Amsterdam is also ranked as the fourth most creative global city and the Netherlands is the most entrepreneurial country in the EU, with 7,2 per cent of Dutch adults owning or planning their own start-up. The Amsterdam region also has the world’s largest, most stable digital exchange platform, which has been a major draw for ICT companies from around the world as well as for start-ups.
Don Ritzen of Rockstart Accelerator, an Amsterdam-based company that offers support and mentoring for start-ups, explained that it’s the people more than the structure that supports start-ups here.
"It starts with our history: being a small country with a wacky language forces many Dutch entrepreneurs to be fluent in English and look beyond our borders to create a business of meaningful size," he said. "But it's the people who built the buzz with a lot of fantastic bottom-up initiatives.
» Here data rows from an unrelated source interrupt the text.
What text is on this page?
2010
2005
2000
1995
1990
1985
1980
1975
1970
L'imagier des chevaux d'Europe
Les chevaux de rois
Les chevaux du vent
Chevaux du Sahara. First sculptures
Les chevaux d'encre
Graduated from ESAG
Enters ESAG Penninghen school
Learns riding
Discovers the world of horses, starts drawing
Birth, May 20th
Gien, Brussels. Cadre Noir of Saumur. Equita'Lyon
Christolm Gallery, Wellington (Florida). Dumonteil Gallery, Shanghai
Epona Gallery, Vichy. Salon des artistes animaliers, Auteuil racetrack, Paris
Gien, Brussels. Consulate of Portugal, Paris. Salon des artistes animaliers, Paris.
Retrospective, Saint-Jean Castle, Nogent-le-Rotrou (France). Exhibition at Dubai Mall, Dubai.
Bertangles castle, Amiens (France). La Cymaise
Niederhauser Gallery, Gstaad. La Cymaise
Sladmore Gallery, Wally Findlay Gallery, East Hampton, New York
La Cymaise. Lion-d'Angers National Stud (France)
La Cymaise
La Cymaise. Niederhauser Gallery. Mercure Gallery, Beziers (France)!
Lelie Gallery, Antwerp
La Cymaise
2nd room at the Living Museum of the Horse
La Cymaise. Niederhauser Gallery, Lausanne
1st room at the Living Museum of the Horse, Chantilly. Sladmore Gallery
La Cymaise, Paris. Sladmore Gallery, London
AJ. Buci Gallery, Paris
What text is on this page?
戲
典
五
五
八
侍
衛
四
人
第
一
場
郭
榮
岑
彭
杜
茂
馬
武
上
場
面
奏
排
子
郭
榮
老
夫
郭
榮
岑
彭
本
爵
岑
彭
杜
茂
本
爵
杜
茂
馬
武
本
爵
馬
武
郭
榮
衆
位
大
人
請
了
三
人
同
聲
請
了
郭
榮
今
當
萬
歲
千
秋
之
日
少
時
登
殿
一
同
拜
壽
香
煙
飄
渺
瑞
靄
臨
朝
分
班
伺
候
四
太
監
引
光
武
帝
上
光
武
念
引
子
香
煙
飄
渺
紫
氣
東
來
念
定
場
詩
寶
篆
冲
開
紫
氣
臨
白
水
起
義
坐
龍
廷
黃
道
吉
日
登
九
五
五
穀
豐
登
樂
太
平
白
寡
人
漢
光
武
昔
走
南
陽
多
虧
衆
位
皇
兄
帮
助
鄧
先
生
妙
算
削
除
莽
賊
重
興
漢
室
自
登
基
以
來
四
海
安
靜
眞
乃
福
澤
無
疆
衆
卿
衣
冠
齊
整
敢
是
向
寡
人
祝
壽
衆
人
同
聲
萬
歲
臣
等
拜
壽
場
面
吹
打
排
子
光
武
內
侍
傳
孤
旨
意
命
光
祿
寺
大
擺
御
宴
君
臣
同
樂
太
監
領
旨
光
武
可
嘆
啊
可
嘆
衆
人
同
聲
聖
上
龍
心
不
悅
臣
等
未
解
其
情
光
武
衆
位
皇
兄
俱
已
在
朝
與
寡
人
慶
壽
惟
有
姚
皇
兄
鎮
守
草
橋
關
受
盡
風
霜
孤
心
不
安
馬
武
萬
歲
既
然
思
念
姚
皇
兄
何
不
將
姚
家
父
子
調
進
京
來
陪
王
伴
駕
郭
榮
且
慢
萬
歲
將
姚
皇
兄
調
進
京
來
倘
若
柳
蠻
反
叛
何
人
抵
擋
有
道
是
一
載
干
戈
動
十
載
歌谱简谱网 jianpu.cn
Start-ups here still face many regulatory and visa barriers. In short, the scene today has been created by the entrepreneurs."
Two clear trends in Dutch start-ups are 3D printing and fintech (financial technology).
Success stories in 3D printing include Shapeways, a world-leading 3D Printing marketplace and community that came out of the lifestyle incubator of Royal Philips Electronics, and desk-top 3D printers manufacturer Ultimaker, which started up and remains headquartered in the Netherlands.
The magazine highlighted some newer start-ups as ones to keep an eye on, including 3D Hubs, a platform connecting 3D-printer owners (hubs) with people who need something printed, and Peecho, which connects websites to a network of 2D print facilities (their 3D is in the pipeline).
Photo by Flickr user Vasilis
A successful fintech start-up is Adyen, which offers "payment solutions for international merchants," meaning it handles transactions for companies who want to take payments in international currencies. In 2012, Adyen processed more than 7,4 billion euros in payment transactions worldwide.
While Amsterdam is a great place to start a tech company, the magazine says it is not so great at keeping them, losing the more transient start-ups. Pressure, it says, is mounting for government initiatives to retain start-ups.
There have been initiatives by the government and various authorities directed at entrepreneurs, although not specifically in the tech industry. In 2012, start-up companies in The Hague were given a tax boost, while in 2015 the startup visa was introduced to attract foreign entrepreneurs to the Netherlands.
Changes to the law in 2012 made starting a private limited (BV) company in the Netherlands easier. That change, removing the 18.000 euro capital requirement, has seen an increase in 55 per cent in the number of BVs founded in the last year, with a matching drop in the number of cooperatives and VOFs.
Whether changes like these are having an impact on a company’s decision to stay in the Netherlands is unlikely, they certainly aren’t harming anyone who is thinking of starting up their own.